Opposition zeigt sich kämpferisch

Zumindest kämpferisch zeigte sich CHP-Chef Kemal Kilicdaroglu. „2018 wird das Jahr der Demokratie. Wir sind bereit, wir werden siegen“, sagte er, kurz nachdem Erdogan seinen Wunsch nach vorgezogenen Neuwahlen präsentierte. Ein CHP-Sprecher ergänzte: „Wir werden das Einmannregime abschütteln.“ Auch die Vorsitzende der prokurdischen HDP, Pervin Buldan, erklärte, ihre Partei werde so erfolgreich sein wie bei der Wahl im Juni 2015, als sie erstmals ins Parlament einzog.

Vorgezogene Wahlen in der Türkei

Staatspräsident Erdogan kündigte vorgezogene Neuwahlen an. Eigentlich sollte erst im November 2019 gewählt werden - Erdogan will einen Termin im Juni.

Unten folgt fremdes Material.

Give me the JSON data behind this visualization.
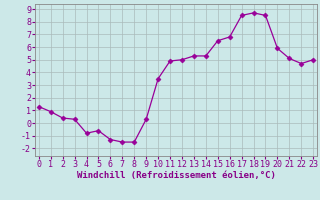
{
  "x": [
    0,
    1,
    2,
    3,
    4,
    5,
    6,
    7,
    8,
    9,
    10,
    11,
    12,
    13,
    14,
    15,
    16,
    17,
    18,
    19,
    20,
    21,
    22,
    23
  ],
  "y": [
    1.3,
    0.9,
    0.4,
    0.3,
    -0.8,
    -0.6,
    -1.3,
    -1.5,
    -1.5,
    0.3,
    3.5,
    4.9,
    5.0,
    5.3,
    5.3,
    6.5,
    6.8,
    8.5,
    8.7,
    8.5,
    5.9,
    5.1,
    4.7,
    5.0
  ],
  "line_color": "#990099",
  "marker": "D",
  "marker_size": 2.5,
  "bg_color": "#cce8e8",
  "grid_color": "#aabbbb",
  "xlabel": "Windchill (Refroidissement éolien,°C)",
  "yticks": [
    -2,
    -1,
    0,
    1,
    2,
    3,
    4,
    5,
    6,
    7,
    8,
    9
  ],
  "ylim": [
    -2.6,
    9.4
  ],
  "xlim": [
    -0.3,
    23.3
  ],
  "xlabel_color": "#880088",
  "tick_color": "#880088",
  "xlabel_fontsize": 6.5,
  "tick_fontsize": 6.0
}
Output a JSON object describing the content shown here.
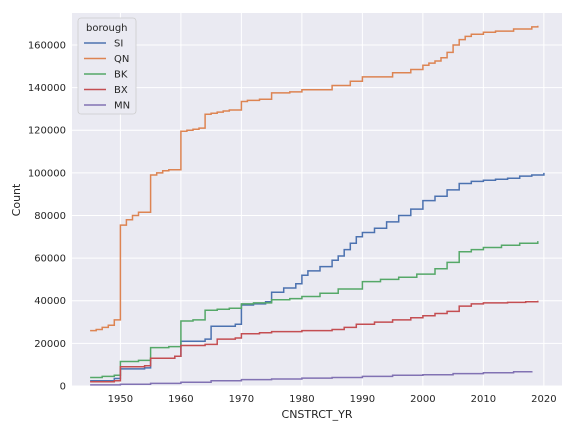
{
  "chart_data": {
    "type": "line",
    "drawstyle": "steps-post",
    "title": "",
    "xlabel": "CNSTRCT_YR",
    "ylabel": "Count",
    "xlim": [
      1942,
      2023
    ],
    "ylim": [
      0,
      175000
    ],
    "xticks": [
      1950,
      1960,
      1970,
      1980,
      1990,
      2000,
      2010,
      2020
    ],
    "yticks": [
      0,
      20000,
      40000,
      60000,
      80000,
      100000,
      120000,
      140000,
      160000
    ],
    "grid": true,
    "legend": {
      "title": "borough",
      "placement": "top-left"
    },
    "series": [
      {
        "name": "SI",
        "color": "#4c72b0",
        "x": [
          1945,
          1949,
          1950,
          1954,
          1955,
          1959,
          1960,
          1964,
          1965,
          1969,
          1970,
          1972,
          1974,
          1975,
          1977,
          1979,
          1980,
          1981,
          1983,
          1985,
          1986,
          1987,
          1988,
          1989,
          1990,
          1992,
          1994,
          1996,
          1998,
          2000,
          2002,
          2004,
          2006,
          2008,
          2010,
          2012,
          2014,
          2016,
          2018,
          2020
        ],
        "y": [
          2500,
          3500,
          8000,
          8500,
          13000,
          14000,
          21000,
          22000,
          28000,
          29000,
          38000,
          38500,
          39500,
          44000,
          46000,
          48000,
          52000,
          54000,
          56000,
          59000,
          61000,
          64000,
          67000,
          70000,
          72000,
          74000,
          77000,
          80000,
          83000,
          87000,
          89000,
          92000,
          95000,
          96000,
          96500,
          97000,
          97500,
          98500,
          99000,
          100000
        ]
      },
      {
        "name": "QN",
        "color": "#dd8452",
        "x": [
          1945,
          1946,
          1947,
          1948,
          1949,
          1950,
          1951,
          1952,
          1953,
          1955,
          1956,
          1957,
          1958,
          1960,
          1961,
          1962,
          1963,
          1964,
          1965,
          1966,
          1967,
          1968,
          1970,
          1971,
          1973,
          1975,
          1978,
          1980,
          1985,
          1988,
          1990,
          1995,
          1998,
          2000,
          2001,
          2002,
          2003,
          2004,
          2005,
          2006,
          2007,
          2008,
          2010,
          2012,
          2015,
          2018,
          2019
        ],
        "y": [
          26000,
          26500,
          27500,
          28500,
          31000,
          75500,
          78000,
          80000,
          81500,
          99000,
          100000,
          101000,
          101500,
          119500,
          120000,
          120500,
          121000,
          127500,
          128000,
          128500,
          129000,
          129500,
          133500,
          134000,
          134500,
          137500,
          138000,
          139000,
          141000,
          143000,
          145000,
          147000,
          148500,
          150500,
          151500,
          152500,
          154000,
          156500,
          160000,
          162500,
          164000,
          165000,
          166000,
          166500,
          167500,
          168500,
          169000
        ]
      },
      {
        "name": "BK",
        "color": "#55a868",
        "x": [
          1945,
          1947,
          1949,
          1950,
          1953,
          1955,
          1958,
          1960,
          1962,
          1964,
          1966,
          1968,
          1970,
          1972,
          1975,
          1978,
          1980,
          1983,
          1986,
          1990,
          1993,
          1996,
          1999,
          2002,
          2004,
          2006,
          2008,
          2010,
          2013,
          2016,
          2019
        ],
        "y": [
          4000,
          4500,
          5000,
          11500,
          12000,
          18000,
          18500,
          30500,
          31000,
          35500,
          36000,
          36500,
          38500,
          39000,
          40500,
          41000,
          42000,
          43500,
          45500,
          49000,
          50000,
          51000,
          52500,
          55000,
          58000,
          63000,
          64000,
          65000,
          66000,
          67000,
          68000
        ]
      },
      {
        "name": "BX",
        "color": "#c44e52",
        "x": [
          1945,
          1949,
          1950,
          1954,
          1955,
          1959,
          1960,
          1964,
          1966,
          1969,
          1970,
          1973,
          1975,
          1980,
          1985,
          1987,
          1989,
          1992,
          1995,
          1998,
          2000,
          2002,
          2004,
          2006,
          2008,
          2010,
          2014,
          2017,
          2019
        ],
        "y": [
          2000,
          2500,
          9000,
          9500,
          13000,
          14000,
          19000,
          19500,
          22000,
          22500,
          24500,
          25000,
          25500,
          26000,
          26500,
          27500,
          29000,
          30000,
          31000,
          32000,
          33000,
          34000,
          35000,
          37500,
          38500,
          39000,
          39200,
          39500,
          40000
        ]
      },
      {
        "name": "MN",
        "color": "#8172b3",
        "x": [
          1945,
          1950,
          1955,
          1960,
          1965,
          1970,
          1975,
          1980,
          1985,
          1990,
          1995,
          2000,
          2005,
          2010,
          2015,
          2018
        ],
        "y": [
          500,
          800,
          1200,
          1800,
          2500,
          3000,
          3300,
          3700,
          4000,
          4500,
          5000,
          5300,
          5800,
          6200,
          6700,
          7000
        ]
      }
    ]
  }
}
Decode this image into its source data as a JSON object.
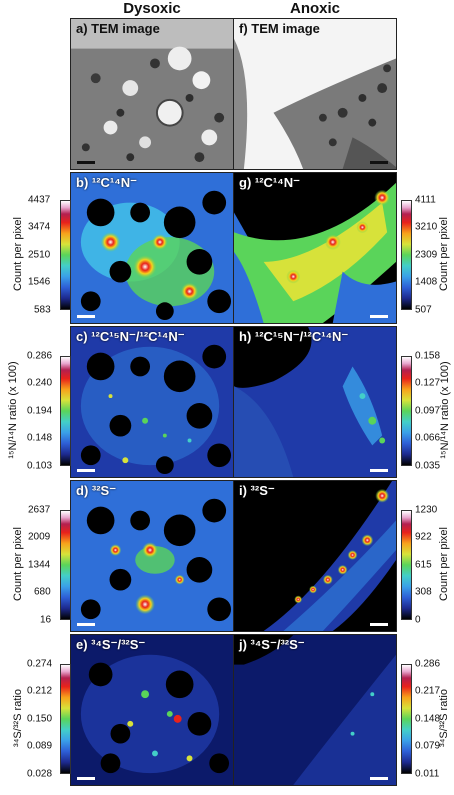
{
  "columns": {
    "left": "Dysoxic",
    "right": "Anoxic"
  },
  "panels": {
    "a": "a) TEM image",
    "f": "f) TEM image",
    "b": "b) ¹²C¹⁴N⁻",
    "g": "g) ¹²C¹⁴N⁻",
    "c": "c) ¹²C¹⁵N⁻/¹²C¹⁴N⁻",
    "h": "h) ¹²C¹⁵N⁻/¹²C¹⁴N⁻",
    "d": "d) ³²S⁻",
    "i": "i) ³²S⁻",
    "e": "e) ³⁴S⁻/³²S⁻",
    "j": "j) ³⁴S⁻/³²S⁻"
  },
  "colorbars": {
    "left": [
      {
        "label": "Count per pixel",
        "ticks": [
          "4437",
          "3474",
          "2510",
          "1546",
          "583"
        ]
      },
      {
        "label": "¹⁵N/¹⁴N ratio (x 100)",
        "ticks": [
          "0.286",
          "0.240",
          "0.194",
          "0.148",
          "0.103"
        ]
      },
      {
        "label": "Count per pixel",
        "ticks": [
          "2637",
          "2009",
          "1344",
          "680",
          "16"
        ]
      },
      {
        "label": "³⁴S/³²S ratio",
        "ticks": [
          "0.274",
          "0.212",
          "0.150",
          "0.089",
          "0.028"
        ]
      }
    ],
    "right": [
      {
        "label": "Count per pixel",
        "ticks": [
          "4111",
          "3210",
          "2309",
          "1408",
          "507"
        ]
      },
      {
        "label": "¹⁵N/¹⁴N ratio (x 100)",
        "ticks": [
          "0.158",
          "0.127",
          "0.097",
          "0.066",
          "0.035"
        ]
      },
      {
        "label": "Count per pixel",
        "ticks": [
          "1230",
          "922",
          "615",
          "308",
          "0"
        ]
      },
      {
        "label": "³⁴S/³²S ratio",
        "ticks": [
          "0.286",
          "0.217",
          "0.148",
          "0.079",
          "0.011"
        ]
      }
    ]
  },
  "colors": {
    "scale_dark": "#111111",
    "scale_light": "#ffffff"
  }
}
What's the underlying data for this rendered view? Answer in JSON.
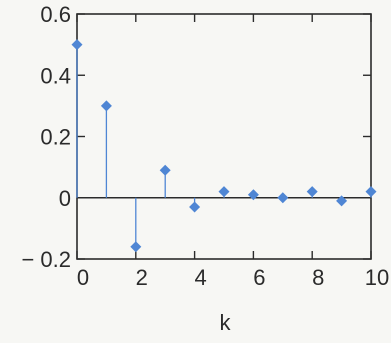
{
  "chart_data": {
    "type": "scatter",
    "style": "stem",
    "marker": "diamond",
    "title": "",
    "xlabel": "k",
    "ylabel": "",
    "xlim": [
      0,
      10
    ],
    "ylim": [
      -0.2,
      0.6
    ],
    "xticks": [
      0,
      2,
      4,
      6,
      8,
      10
    ],
    "xtick_labels": [
      "0",
      "2",
      "4",
      "6",
      "8",
      "10"
    ],
    "yticks": [
      -0.2,
      0,
      0.2,
      0.4,
      0.6
    ],
    "ytick_labels": [
      "− 0.2",
      "0",
      "0.2",
      "0.4",
      "0.6"
    ],
    "zero_line": true,
    "grid": false,
    "series": [
      {
        "x": [
          0,
          1,
          2,
          3,
          4,
          5,
          6,
          7,
          8,
          9,
          10
        ],
        "y": [
          0.5,
          0.3,
          -0.16,
          0.09,
          -0.03,
          0.02,
          0.01,
          0.0,
          0.02,
          -0.01,
          0.02
        ]
      }
    ],
    "colors": {
      "marker": "#4f86d4",
      "stem": "#4f86d4",
      "axes": "#2b2b2b",
      "background": "#f7f7f4"
    }
  }
}
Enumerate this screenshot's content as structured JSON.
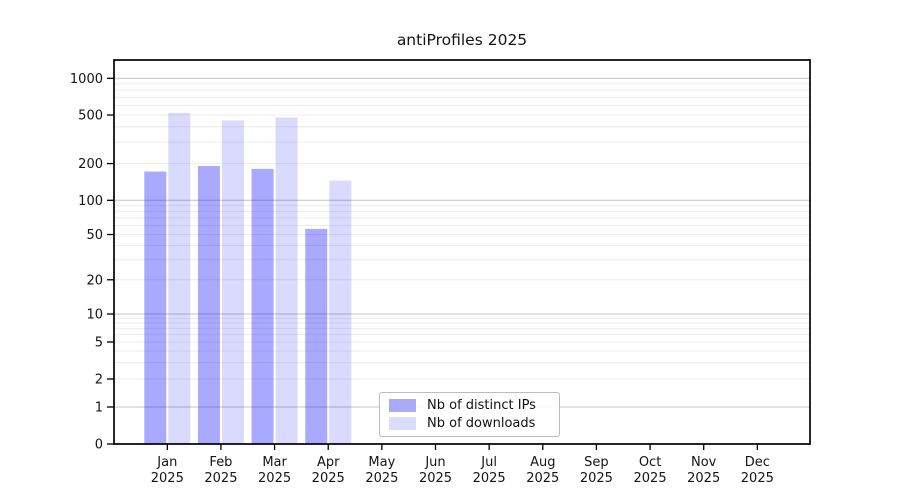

Es war schon seit Monaten spekuliert worden, dass Erdogan die Wahlen vorziehen könnte, um einer Eintrübung der Wirtschaft zuvorzukommen. Die Wirtschaft wuchs zwar im Jahr 2017 um 7,4 Prozent, doch verharren die Inflation und die Arbeitslosigkeit auf hohem Niveau, während die türkische Lira seit Monaten fällt und allein im März acht Prozent ihres Wertes verlor. Experten warnen vor einer Überhitzung der Wirtschaft durch eine durch günstige Kredite zu hohe Produktion, die in eine Rezession führen könnte.

Der Türkei-Experte Fadi Hakura vom Politikinstitut Chatham House sagte, die Ankündigung vorgezogener Neuwahlen sei „ein Zeichen von Schwäche, nicht von Stärke“. Offenbar sei die AKP wegen des sich verschlechternden Wirtschaftsklimas „in Panik“. Allerdings dürfte eine kürzlich beschlossene Änderung des Wahlgesetzes die Opposition benachteiligen, sagte er.

Wechsel auf Präsidialsystem

Mit den Wahlen wird außerdem das Präsidialsystem in Kraft treten, das bei einem umstrittenen Volksentscheid vor einem Jahr mit knapper Mehrheit gebilligt worden war. In dem neuen System werden die Befugnisse des Präsidenten deutlich ausgeweitet, während das Amt des Ministerpräsidenten abgeschafft wird.

Auch darauf ging Erdogan am Mittwoch ein. Die Türkei werde trotz des Volksentscheids für das Präsidialsystem noch immer gemäß dem alten System regiert. Die Unzulänglichkeit des alten Systems sei aber bei jedem Schritt sichtbar, erklärte der Präsident. Wegen des türkischen Militäreinsatzes in Syrien sowie der „historischen Entwicklungen in Syrien und dem Irak“ sei es für die Türkei notwendig, „so schnell wie möglich die Ungewissheiten“ zu überwinden. Kritiker warnen vor einer Einmannherrschaft und fürchten die Schwächung der Demokratie.

Wahlen im Ausnahmezustand

Unterdessen wurde just an dem Tag, an dem Erdogan Neuwahlen ankündigte, der Ausnahmezustand in der Türkei zum siebenten Mal um drei Monate verlängert. Das von Erdogans AKP dominierte Parlament in Ankara stimmte zu, wie die staatliche Nachrichtenagentur Anadolu berichtete. Somit werden die Wahlen unter dem Ausnahmezustand stattfinden, der auch zentrale Bürgerrechte einschränkt.

Erdogan hatte die Maßnahme nach dem Putschversuch vom 15. Juli 2016 verhängt. Er kann seitdem weitgehend per Dekret regieren. Diese Dekrete sind nicht vor dem Verfassungsgericht anfechtbar. Die türkische Führung macht den in den USA lebenden Prediger Fethullah Gülen für den gescheiterten Putsch verantwortlich. Der Ausnahmezustand wird von der Opposition, Menschenrechtlern und der EU kritisiert.